# Stravinsky: The Flood - original broadcast?



## adriesba (Dec 30, 2019)

I looked up Stravinsky's work _The Flood_. Apparently it was originally aired on CBS as a musical drama. Can the original broadcast footage be seen? I've tried looking this up and can't find anything. Very perplexing.


----------



## elgar's ghost (Aug 8, 2010)

If CBS were anything like the BBC when it came to indiscriminately wiping and re-using old master tapes in the name of parsimony then there's a chance it no longer exists. Hope I'm wrong. The only suggestion I can make is if you contact CBS themselves and hope that someone from the archive dept. can be bothered to help you. Good luck.


----------



## adriesba (Dec 30, 2019)

elgars ghost said:


> If CBS were anything like the BBC when it came to indiscriminately wiping and re-using old master tapes in the name of parsimony then there's a chance it no longer exists. Hope I'm wrong. The only suggestion I can make is if you contact CBS themselves and hope that someone from the archive dept. can be bothered to help you. Good luck.

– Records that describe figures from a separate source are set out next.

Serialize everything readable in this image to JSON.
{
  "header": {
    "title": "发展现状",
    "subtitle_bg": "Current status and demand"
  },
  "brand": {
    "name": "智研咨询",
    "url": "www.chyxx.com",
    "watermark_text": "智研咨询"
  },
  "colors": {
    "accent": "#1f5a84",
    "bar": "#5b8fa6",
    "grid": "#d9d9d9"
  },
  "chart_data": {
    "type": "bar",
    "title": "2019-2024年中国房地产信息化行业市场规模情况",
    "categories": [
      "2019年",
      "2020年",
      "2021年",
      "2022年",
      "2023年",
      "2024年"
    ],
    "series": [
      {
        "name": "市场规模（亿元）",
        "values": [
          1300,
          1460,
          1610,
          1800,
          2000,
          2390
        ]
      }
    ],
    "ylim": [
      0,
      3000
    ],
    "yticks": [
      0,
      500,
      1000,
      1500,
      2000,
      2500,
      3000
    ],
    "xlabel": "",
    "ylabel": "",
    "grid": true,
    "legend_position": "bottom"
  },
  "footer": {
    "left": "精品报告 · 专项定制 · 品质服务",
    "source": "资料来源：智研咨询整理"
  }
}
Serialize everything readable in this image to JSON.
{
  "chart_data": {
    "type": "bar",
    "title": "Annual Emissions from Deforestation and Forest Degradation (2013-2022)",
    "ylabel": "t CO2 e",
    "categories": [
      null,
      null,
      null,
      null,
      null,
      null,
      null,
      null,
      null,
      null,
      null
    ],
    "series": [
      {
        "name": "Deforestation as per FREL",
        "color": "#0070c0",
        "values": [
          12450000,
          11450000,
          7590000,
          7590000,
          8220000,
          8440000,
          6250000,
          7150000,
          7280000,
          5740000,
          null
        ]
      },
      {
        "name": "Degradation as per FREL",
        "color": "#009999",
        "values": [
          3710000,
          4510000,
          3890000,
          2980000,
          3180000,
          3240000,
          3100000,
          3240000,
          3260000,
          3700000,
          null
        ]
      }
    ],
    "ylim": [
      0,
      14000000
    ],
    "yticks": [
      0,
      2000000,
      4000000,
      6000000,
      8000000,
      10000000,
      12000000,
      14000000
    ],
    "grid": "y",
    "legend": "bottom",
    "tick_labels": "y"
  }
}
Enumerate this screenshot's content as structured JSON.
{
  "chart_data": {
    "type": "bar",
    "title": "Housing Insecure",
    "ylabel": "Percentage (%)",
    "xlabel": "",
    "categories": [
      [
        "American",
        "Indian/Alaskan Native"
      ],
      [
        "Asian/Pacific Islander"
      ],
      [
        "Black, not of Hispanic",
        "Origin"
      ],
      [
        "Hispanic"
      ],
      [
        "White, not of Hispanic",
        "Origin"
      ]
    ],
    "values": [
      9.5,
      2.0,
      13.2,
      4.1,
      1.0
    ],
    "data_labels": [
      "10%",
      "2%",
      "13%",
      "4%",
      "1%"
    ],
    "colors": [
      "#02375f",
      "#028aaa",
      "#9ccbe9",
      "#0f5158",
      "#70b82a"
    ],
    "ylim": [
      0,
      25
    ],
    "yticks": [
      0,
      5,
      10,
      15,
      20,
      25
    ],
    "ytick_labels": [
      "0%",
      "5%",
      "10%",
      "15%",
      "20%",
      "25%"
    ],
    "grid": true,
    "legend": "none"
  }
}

I sent them a message. Hopefully they respond. Yes, I've heard bad things about how BBC archives things and hope CBS has done better. This would be a treasure if it still exists.


----------



## david johnson (Jun 25, 2007)

I recall seeing it when I was a child.


----------



## adriesba (Dec 30, 2019)

david johnson said:


> I recall seeing it when I was a child.


Wow, you are lucky! I don't have much confidence that it still exists. Do you remember what it was like?


----------